Nem poderia ser diferente, uma vez que a missão do juiz já não é, como no velho paradigma positivista, sujeição à letra da lei, qualquer que seja o seu significado, mas sujeição à lei enquanto válida, isto é, coerente com a Constituição5.

 

Pois bem, se o juiz pode mais – absolver, dada a irrelevância – pode menos, evidentemente: aplicar pena aquém do mínimo legal. Assim, se, não obstante a pouca quantidade de droga, entender, na hipótese de tráfico (Lei 6.368/76, art. 12), inaplicável o princípio da insignificância, poderá aplicar a pena em 1 ano de reclusão, por exemplo, abaixo do mínimo legal, que é de 3 anos de reclusão.

 

Fundamental é fixar, sempre, uma pena justa para o caso, proporcional ao delito, conforme as múltiplas variáveis que o envolve (CP, art. 59), ainda que, para tanto, tenha o juiz de fixá-la aquém do mínimo legal. É legítima, pois, a aplicação de pena abaixo do mínimo.
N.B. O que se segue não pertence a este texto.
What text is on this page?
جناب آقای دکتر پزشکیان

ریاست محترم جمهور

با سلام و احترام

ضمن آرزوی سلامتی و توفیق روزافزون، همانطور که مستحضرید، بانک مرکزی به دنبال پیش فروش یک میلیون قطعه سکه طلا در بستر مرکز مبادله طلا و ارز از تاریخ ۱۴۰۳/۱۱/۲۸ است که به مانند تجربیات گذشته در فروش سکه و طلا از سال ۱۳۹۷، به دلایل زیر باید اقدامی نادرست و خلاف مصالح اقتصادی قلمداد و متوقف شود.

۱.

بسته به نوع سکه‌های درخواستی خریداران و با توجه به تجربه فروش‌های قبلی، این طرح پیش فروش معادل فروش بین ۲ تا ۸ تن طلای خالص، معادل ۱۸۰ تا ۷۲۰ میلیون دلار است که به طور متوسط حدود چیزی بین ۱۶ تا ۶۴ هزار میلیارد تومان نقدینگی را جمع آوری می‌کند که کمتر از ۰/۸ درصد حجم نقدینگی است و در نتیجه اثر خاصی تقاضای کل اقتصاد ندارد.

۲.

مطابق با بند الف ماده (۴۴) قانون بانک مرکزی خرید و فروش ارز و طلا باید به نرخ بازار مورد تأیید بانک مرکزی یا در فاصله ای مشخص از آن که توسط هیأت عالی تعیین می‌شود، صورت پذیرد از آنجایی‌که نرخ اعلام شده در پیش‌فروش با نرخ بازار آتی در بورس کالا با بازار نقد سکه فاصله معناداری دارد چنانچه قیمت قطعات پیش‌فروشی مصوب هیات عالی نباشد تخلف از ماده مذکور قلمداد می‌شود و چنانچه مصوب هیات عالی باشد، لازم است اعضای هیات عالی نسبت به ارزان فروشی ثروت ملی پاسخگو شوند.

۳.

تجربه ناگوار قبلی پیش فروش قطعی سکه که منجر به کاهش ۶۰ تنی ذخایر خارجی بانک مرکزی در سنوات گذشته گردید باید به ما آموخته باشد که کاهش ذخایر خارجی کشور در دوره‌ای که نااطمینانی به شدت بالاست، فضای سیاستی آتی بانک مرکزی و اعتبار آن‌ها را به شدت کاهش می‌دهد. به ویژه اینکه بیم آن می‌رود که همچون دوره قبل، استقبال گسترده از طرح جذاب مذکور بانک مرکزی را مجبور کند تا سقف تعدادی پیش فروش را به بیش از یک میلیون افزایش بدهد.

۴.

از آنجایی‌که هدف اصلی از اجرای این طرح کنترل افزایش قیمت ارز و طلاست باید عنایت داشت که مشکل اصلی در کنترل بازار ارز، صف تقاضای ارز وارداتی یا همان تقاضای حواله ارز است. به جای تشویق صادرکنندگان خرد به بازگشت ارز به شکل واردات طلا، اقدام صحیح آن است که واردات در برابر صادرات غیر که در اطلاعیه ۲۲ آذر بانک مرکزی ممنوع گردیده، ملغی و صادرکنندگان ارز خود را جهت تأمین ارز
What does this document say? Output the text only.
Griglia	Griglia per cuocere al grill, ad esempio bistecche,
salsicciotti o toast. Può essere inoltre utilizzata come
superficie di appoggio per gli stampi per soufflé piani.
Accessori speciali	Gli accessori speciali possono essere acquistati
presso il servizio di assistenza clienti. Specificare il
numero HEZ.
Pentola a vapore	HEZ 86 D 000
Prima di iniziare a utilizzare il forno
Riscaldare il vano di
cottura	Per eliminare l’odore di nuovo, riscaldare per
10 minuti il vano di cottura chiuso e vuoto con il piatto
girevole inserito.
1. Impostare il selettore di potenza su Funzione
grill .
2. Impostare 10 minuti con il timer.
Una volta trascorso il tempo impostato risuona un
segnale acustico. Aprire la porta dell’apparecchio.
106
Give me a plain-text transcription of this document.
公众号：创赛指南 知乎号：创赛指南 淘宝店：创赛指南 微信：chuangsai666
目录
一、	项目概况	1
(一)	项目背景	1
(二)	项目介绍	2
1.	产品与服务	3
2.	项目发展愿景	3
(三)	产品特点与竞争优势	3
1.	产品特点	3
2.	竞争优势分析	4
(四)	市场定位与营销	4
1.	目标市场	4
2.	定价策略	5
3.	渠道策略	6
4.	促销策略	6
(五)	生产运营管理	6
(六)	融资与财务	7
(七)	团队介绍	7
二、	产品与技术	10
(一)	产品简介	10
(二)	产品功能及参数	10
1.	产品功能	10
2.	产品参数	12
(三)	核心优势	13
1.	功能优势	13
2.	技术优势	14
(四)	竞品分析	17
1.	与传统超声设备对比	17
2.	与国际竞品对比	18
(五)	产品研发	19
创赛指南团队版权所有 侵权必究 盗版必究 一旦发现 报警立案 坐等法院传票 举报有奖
Entender o contrário é adotar uma postura anti-garantista.

 

Obviamente que, com maior força de razões, legítima será a aplicação da pena abaixo do mínimo legal se concorrerem circunstâncias atenuantes, como já reconheceu o (então) Ministro Cernicchiaro6, contrariamente à Súmula 231 do STJ.

 

1Este é o argumento principal, aliás, daqueles que, como Damásio (O Juiz pode, em face das circunstâncias atenuantes genéricas, fixar a pena aquém do mínimo legal abstrato?, Boletim do IBCCRIM, 73/03), são contrários à possibilidade de as circunstâncias atenuantes poderem reduzir a pena abaixo do mínimo legal.

 

2Não sem razão, tem-se proposto a abolição da pena mínima. Nesse sentido, Ferrajoli (Derecho y razón, p. 400, Ed. Trotta, Madrid, 1995) e Edson O’dwyer (Se eu fosse juiz criminal, Boletim do IBCCRIM, S. Paulo, n.86, jan. 2000).

 

3García-Pablos, Derecho Penal, p. 234, Madrid, 1995.

 

4Sobre o assunto, Paulo Queiroz, Direito Penal – Introdução Crítica, Saraiva, 2001.

 

5Ferrajoli, Derechos y garantías, p. 26, Ed. Trotta, Madrid, 1999.

 

6STJ, Resp. 151.837/MG- 6ªT –STJ –Rel. Ministro Luiz Vicente Cernicchiaro – j. 28.05.1998. No mesmo sentido, Carmen Silva de Moraes Barros: “Assim, adotados os princípios de individualização da pena e da culpabilidade, não se pode mais falar em impossibilidade de fixação da pena abaixo do mínimo legal – qualquer vedação nesse sentido é inconstitucional. Assim não fosse, e a aplicação de pena poderia seguir critérios exclusivamente matemáticos. No entanto, a análise do caso individual, em razão de sua complexidade e diversidade, obsta a culpabilidade vinculada a limites mínimos. Portanto, cabe ao juiz, relevando as circunstâncias do caso concreto: grau de exposição do agente à criminalidade, suas condições pessoais, a situação particular em que levou a cabo a prática delitiva, forma de execução e conseqüências do crime, comportamento da vítima, estabelecer a medida da pena compatível com a culpabilidade vista sob a ótica do direito penal mínimo, “A fixação da pena abaixo do mínimo legal: corolário do princípio da individualização da pena e do princípio da culpabilidade”, Revista do IBCCRIM, ANO 7, N. 26, ABRIL-JUNHO, 1999.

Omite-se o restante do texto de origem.